Recent legal goings-on involving an alleged rape demonstrate the extent of the decay of our Westminster and rule of law systems. The technocrats of the Wokerati are more like a Fifth Column than the Fourth Estate. And this is affecting the so-called sovereign people and the efficacy of their political powers.

For all the censuring with my face I can muster, it won’t make a lick of difference unless Australians are awake to (rather than Woke to) the dangerous and uncharted waters we are navigating as we cede more and more of our political power to technocrats. We have already set dangerous precedents that give unelected lawyers the power to overthrow governments using public hearings which forgo the age-old convention of innocent until proven guilty.

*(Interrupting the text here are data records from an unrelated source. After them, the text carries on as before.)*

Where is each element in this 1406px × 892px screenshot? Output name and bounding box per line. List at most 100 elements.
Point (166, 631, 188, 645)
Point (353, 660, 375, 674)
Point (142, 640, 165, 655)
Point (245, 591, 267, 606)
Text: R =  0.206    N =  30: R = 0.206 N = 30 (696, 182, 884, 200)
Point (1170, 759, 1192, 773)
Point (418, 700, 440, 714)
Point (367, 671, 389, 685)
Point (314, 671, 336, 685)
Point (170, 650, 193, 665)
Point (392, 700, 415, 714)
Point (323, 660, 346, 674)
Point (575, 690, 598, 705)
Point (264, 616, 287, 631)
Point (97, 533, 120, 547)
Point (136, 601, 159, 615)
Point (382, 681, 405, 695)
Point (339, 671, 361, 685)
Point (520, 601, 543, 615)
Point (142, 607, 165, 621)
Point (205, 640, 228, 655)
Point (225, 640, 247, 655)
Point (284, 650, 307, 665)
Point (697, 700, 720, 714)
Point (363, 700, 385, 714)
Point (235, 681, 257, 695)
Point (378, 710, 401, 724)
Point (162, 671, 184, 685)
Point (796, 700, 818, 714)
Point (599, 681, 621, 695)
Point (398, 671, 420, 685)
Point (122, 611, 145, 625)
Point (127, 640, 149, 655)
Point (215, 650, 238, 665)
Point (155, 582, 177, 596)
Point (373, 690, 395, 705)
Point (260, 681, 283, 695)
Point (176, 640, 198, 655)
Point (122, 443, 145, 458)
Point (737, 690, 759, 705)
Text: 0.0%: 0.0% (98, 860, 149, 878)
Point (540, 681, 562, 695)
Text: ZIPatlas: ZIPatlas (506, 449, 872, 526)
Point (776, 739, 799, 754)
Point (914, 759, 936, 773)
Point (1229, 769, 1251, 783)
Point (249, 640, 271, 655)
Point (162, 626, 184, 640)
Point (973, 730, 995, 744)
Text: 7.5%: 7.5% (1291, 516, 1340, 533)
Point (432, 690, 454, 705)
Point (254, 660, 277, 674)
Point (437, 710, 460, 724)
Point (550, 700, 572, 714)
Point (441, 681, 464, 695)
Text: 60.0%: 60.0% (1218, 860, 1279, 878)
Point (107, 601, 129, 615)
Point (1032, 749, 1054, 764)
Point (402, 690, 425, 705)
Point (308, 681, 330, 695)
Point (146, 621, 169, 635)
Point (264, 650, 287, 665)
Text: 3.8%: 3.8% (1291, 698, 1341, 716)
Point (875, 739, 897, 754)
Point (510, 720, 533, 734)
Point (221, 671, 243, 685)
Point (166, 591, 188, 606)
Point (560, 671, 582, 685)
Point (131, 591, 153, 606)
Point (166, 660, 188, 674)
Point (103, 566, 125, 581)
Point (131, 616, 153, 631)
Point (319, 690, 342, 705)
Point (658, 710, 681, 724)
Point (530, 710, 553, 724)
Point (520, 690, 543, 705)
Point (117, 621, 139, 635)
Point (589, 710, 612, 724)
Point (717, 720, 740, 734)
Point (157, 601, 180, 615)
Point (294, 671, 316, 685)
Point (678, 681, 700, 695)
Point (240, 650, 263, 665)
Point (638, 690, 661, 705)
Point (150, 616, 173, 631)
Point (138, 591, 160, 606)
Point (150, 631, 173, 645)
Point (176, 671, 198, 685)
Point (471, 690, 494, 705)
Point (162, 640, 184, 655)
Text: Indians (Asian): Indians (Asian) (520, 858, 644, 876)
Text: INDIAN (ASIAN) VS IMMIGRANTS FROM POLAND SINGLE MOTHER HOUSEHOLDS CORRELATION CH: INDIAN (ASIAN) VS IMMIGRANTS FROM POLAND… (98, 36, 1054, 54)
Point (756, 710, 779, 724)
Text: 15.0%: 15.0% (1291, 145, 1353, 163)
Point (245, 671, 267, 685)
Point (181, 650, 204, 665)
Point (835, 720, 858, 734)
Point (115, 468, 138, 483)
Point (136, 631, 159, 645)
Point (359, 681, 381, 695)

But now these same lawyers are making public statements that effectively convict people in the musings of the Fifth Column, sorry, the media, and therefore make a mockery of the rule of law.

In our political system, all Australians are sovereign, at least for now. Rather than cutting down the rule of law to get at the devil, perhaps it’s better the devil is required to abide by the rule of law. And that includes lawyers.